Ford Motor Co. and Toyota Motor Co. are forming a nonprofit organization that will manage an open source software platform with the goal of providing consumers access to smartphone apps using voice commands and in-vehicle displays.

The SmartDeviceLink (SDL) Consortium open source platform will give automakers and suppliers a uniform standard with which to integrate apps, according to the automakers.

Logo: SDL

Logo: SDL

“Encouraging innovation is at the center of Ford’s decision to create SmartDeviceLink, and this consortium is a major step toward that goal,” said Doug VanDagens, global director, Ford Connected Vehicle and Services, and a board member of the consortium. “Consumers will win with new, innovative app experiences from increased collaboration and developer engagement.”

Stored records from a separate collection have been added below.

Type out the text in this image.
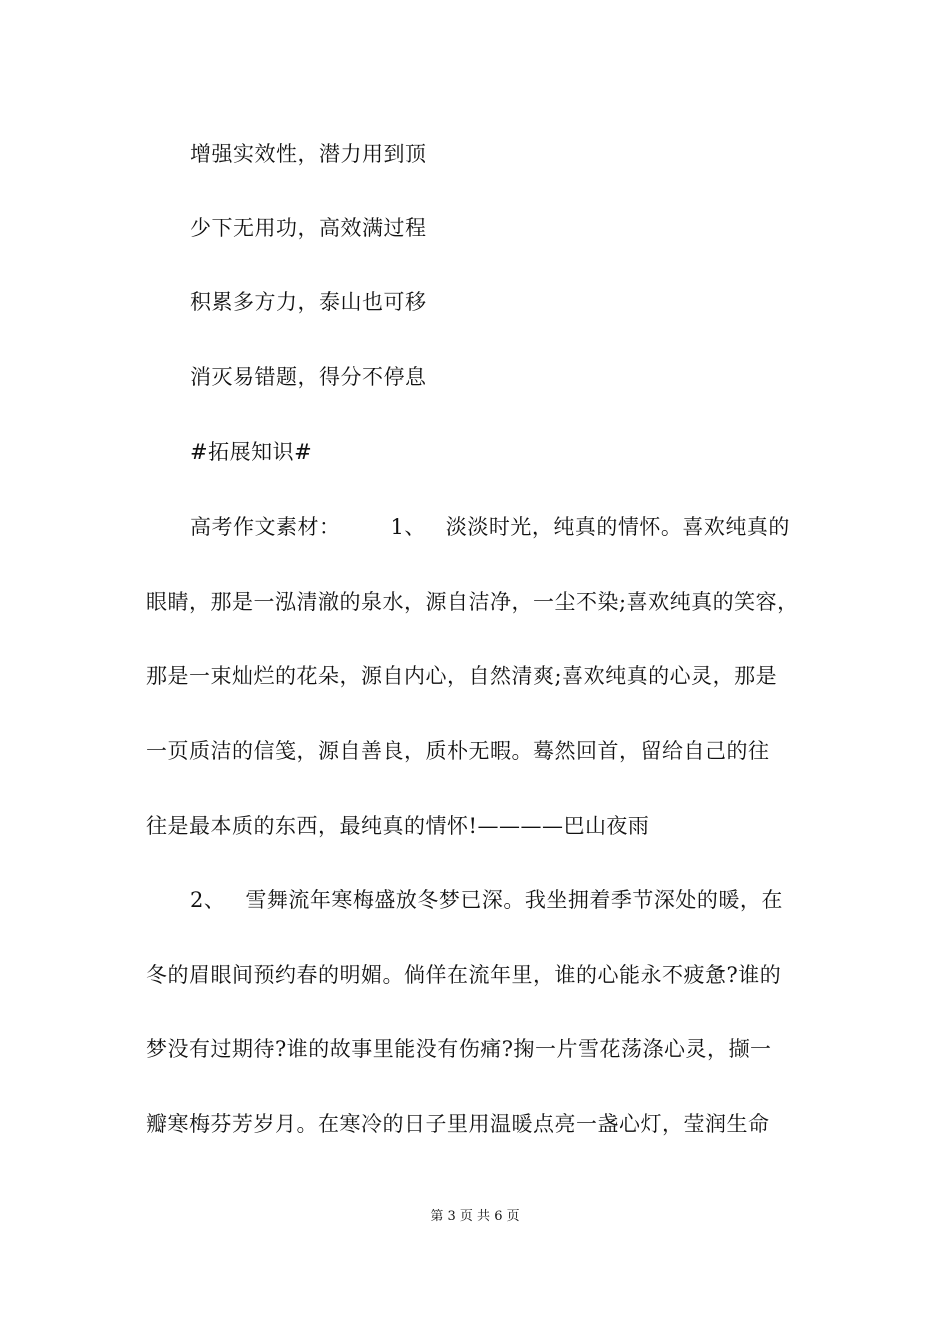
增强实效性，潜力用到顶
少下无用功，高效满过程
积累多方力，泰山也可移
消灭易错题，得分不停息
#拓展知识#
高考作文素材： 1、 淡淡时光，纯真的情怀。喜欢纯真的
眼睛，那是一泓清澈的泉水，源自洁净，一尘不染;喜欢纯真的笑容，
那是一束灿烂的花朵，源自内心，自然清爽;喜欢纯真的心灵，那是
一页质洁的信笺，源自善良，质朴无暇。蓦然回首，留给自己的往
往是最本质的东西，最纯真的情怀!————巴山夜雨
2、 雪舞流年寒梅盛放冬梦已深。我坐拥着季节深处的暖，在
冬的眉眼间预约春的明媚。倘佯在流年里，谁的心能永不疲惫?谁的
梦没有过期待?谁的故事里能没有伤痛?掬一片雪花荡涤心灵，撷一
瓣寒梅芬芳岁月。在寒冷的日子里用温暖点亮一盏心灯，莹润生命
第 3 页 共 6 页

SDL technology is based on Ford’s contribution of its AppLink software to the open source community in 2013. Ford AppLink software is currently available on more than 5 million vehicles globally.

“Connectivity between smartphones and the vehicle interface is one of the most important connected services. Using SmartDeviceLink, we can provide this service to our customers in a safe and secure manner. We are excited to collaborate with many auto manufacturers and suppliers who share our view," said Shigeki Tomoyama, president of Toyota’s Connected Co.

Some of the first automaker members of the consotrium include Mazda Motor Corp., PSA Group, and Suzuki Motor Corp.

Toyota said it plans to commercialize a telematics system using SDL around 2018.